Siyonist terör örgütü karşıtı eylemlerdeki uygulamalarına bakınca iktidarın muktedir olmadığını rahatlıkla söyleyebiliriz. SOCAR ve Zorlu holding üzerinden terör örgütünün Gazze’deki soykırımına yakıt ve enerji desteği, kuşkusuz muktedir bir iktidarın işleyebileceği bir cinayet değildir. Bu cinayet ancak birinin kafasına silah dayayarak işletilebilir. Çok zor gibi görünüyor ama bir gün adil bir iktidar işbaşına geldiğinde bu cinayetlerin hesabının sorulacağından hiç şüphemiz yoktur. O zaman “baskı altındaydık, kafamıza silah dayamışlardı, yoksa iktidarımızı elimizden alacaklardı” savunmaları işe yarar mı, sanmıyorum.

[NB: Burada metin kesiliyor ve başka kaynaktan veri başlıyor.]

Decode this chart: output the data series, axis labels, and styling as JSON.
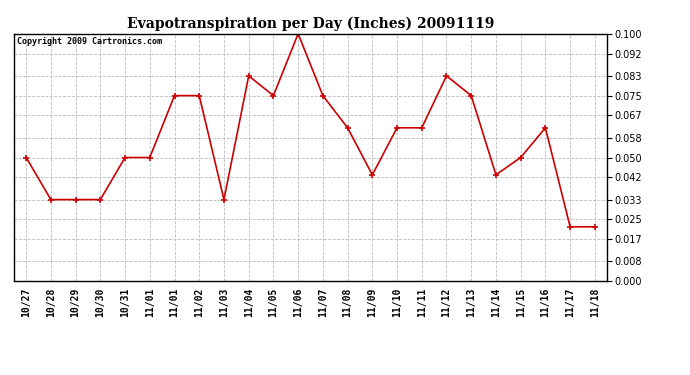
{
  "title": "Evapotranspiration per Day (Inches) 20091119",
  "copyright_text": "Copyright 2009 Cartronics.com",
  "x_labels": [
    "10/27",
    "10/28",
    "10/29",
    "10/30",
    "10/31",
    "11/01",
    "11/01",
    "11/02",
    "11/03",
    "11/04",
    "11/05",
    "11/06",
    "11/07",
    "11/08",
    "11/09",
    "11/10",
    "11/11",
    "11/12",
    "11/13",
    "11/14",
    "11/15",
    "11/16",
    "11/17",
    "11/18"
  ],
  "values": [
    0.05,
    0.033,
    0.033,
    0.033,
    0.05,
    0.05,
    0.075,
    0.075,
    0.033,
    0.083,
    0.075,
    0.1,
    0.075,
    0.062,
    0.043,
    0.062,
    0.062,
    0.083,
    0.075,
    0.043,
    0.05,
    0.062,
    0.022,
    0.022
  ],
  "y_ticks": [
    0.0,
    0.008,
    0.017,
    0.025,
    0.033,
    0.042,
    0.05,
    0.058,
    0.067,
    0.075,
    0.083,
    0.092,
    0.1
  ],
  "line_color": "#cc0000",
  "marker": "+",
  "ylim": [
    0.0,
    0.1
  ],
  "background_color": "#ffffff",
  "grid_color": "#bbbbbb",
  "title_fontsize": 10,
  "tick_fontsize": 7,
  "copyright_fontsize": 6
}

Petrol sevkiyatı cinayeti yetmiyormuş gibi bir de bu cinayeti protesto edenlere karşı takınılan tavır gerçekten dehşet verici. İktidarın istediği öyle anlaşılıyor ki Gazze’ye destek olunacak ise kendilerinin yaptığı gibi ‘oluyormuş’ gibi yapılması, asla söylemden eyleme geçilmemesinden ibaretmiş.
İktidar nasıl bir baskı altındadır ki, SOCAR ve Zorlu holding protestocularını karşı Anayasal bir hak olan “gösteri ve yürüyüş özgürlüğünü” çiğniyor! Oysa en azından protesto yapanları da söylemle kınayabilir, “yapmayın etmeyin gençler!” deyip geçiştirebilirdi. Ama öyle değil, bu konuda doğrudan eyleme geçiyor, pankartları parçalıyor, ters kelepçe ve gözaltılar yapıyor.
Eğer iktidar bu olup bitenleri muktedir olarak yapıyorsa bu çok daha vahim bir durumdur. İktidarın soykırımcı çete ile tüm ilişkilerini kesmemiş, aylarca ticareti aksatmadan yürütmüş olması, savaşın can damarı olan yakıt ikmalini sağlaması her biri başlı başına cinayete ortak olma niteliğindedir.
İktidarın Gazze için elinden geleni yaptığı iddiası bir safsatadan ibarettir. Diline geleni özenle seçerek söylese de eliyle yaptığı hiçbir şey yoktur. Söylemin hiç mi önemi yok?! Tabi ki var. Cumhurbaşkanın HAMAS lehine olan söylemi olmasaydı Türkiye’nin duruşu Azerbaycan ve körfez ülkelerinden farksız olurdu. Bülent Arınç’ın HAMAS’ı suçlayıcı o iğrenç ifadeleri tüm medyaya hâkim olurdu. Bunun farkında olan HAMAS yetkilileri bu nedenle zaman zaman Türkiye’ye teşekkür ediyorlar.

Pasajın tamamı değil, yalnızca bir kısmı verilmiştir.